In the previous posts, I mentioned the intricacy of “you” in Indonesian (here), as well as the two Indonesian words for “we” (here). After talking (writing :p) about these pronouns, I’m going to talk about “I” in Indonesian. Is it going to be as intricate as “you” or “we”?

Saya and Aku

Unfortunately, yes. Even though translating or using “I” in Indonesian is not as difficult as it is with you, this is still important to know that there is definitely more than one word for “I” in Indonesian.

“I” is commonly translated as saya and aku. Saya is a bit formal. I say a bit because you can actually use this word in many situations, not only in formal ones, unlike Anda, which sounds very formal; however, this can indeed sound quite distant when a person uses it with his family members. Aku on the other hand sounds less formal. Some Indonesians avoid using this with their family members due to it being very direct, especially when it is used to talk to older people. They have other alternatives.

Other Indonesian words for I

In Jakarta, many young people use the indonesianized Hokkien word “gue” (or “gua”). In the Moluccas (especially in Ambon) they use their own Ambonese Malay dialect word “beta”. In West Sumatera Province, they have the Minang word “awak”. Other areas have their own version of I and, as you might guess, many ethnic groups will likely not use these words exclusively without conversing wholly in the local languages.

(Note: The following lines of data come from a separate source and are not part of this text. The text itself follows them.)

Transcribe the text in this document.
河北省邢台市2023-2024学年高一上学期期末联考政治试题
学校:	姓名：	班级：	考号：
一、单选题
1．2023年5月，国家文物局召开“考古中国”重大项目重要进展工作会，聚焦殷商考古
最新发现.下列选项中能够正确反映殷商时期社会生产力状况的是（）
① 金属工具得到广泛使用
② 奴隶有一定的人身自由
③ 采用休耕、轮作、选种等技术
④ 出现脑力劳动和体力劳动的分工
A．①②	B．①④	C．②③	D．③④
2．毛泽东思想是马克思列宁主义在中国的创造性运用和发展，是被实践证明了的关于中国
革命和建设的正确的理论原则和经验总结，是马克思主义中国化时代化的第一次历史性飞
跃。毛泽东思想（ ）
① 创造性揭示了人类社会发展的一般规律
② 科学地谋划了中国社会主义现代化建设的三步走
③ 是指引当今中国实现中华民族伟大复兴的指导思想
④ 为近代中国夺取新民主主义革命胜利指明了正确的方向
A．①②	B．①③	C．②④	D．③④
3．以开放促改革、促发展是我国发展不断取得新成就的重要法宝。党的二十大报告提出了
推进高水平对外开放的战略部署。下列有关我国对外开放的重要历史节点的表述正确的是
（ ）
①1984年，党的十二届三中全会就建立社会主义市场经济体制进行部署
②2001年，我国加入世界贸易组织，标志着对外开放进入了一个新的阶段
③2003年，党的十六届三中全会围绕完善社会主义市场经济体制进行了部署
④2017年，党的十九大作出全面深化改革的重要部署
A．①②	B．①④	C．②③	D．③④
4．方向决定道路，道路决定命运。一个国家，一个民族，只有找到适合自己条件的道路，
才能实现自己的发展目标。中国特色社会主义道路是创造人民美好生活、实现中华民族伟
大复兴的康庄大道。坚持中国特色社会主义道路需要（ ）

Despite these words, some Indonesians also use salutations to address themselves. Look at this example:

Mother : “Ibu mau pergi ke pasar. Kamu mau ikut?”

Anak : “Iya, bu. Ibu mau beli apa?”

In this example, the word “ibu” is used by the mother to address herself and the child use it too to address her mother. The same thing happen with other salutation words, like bapak, mas, mbak, kakak, etc.

As it is with Indonesian “you”, some people also address themselves by using their names. Don’t be surprised when you find an Indonesian addressing herself using her name; she’s not talking about another person with the same name!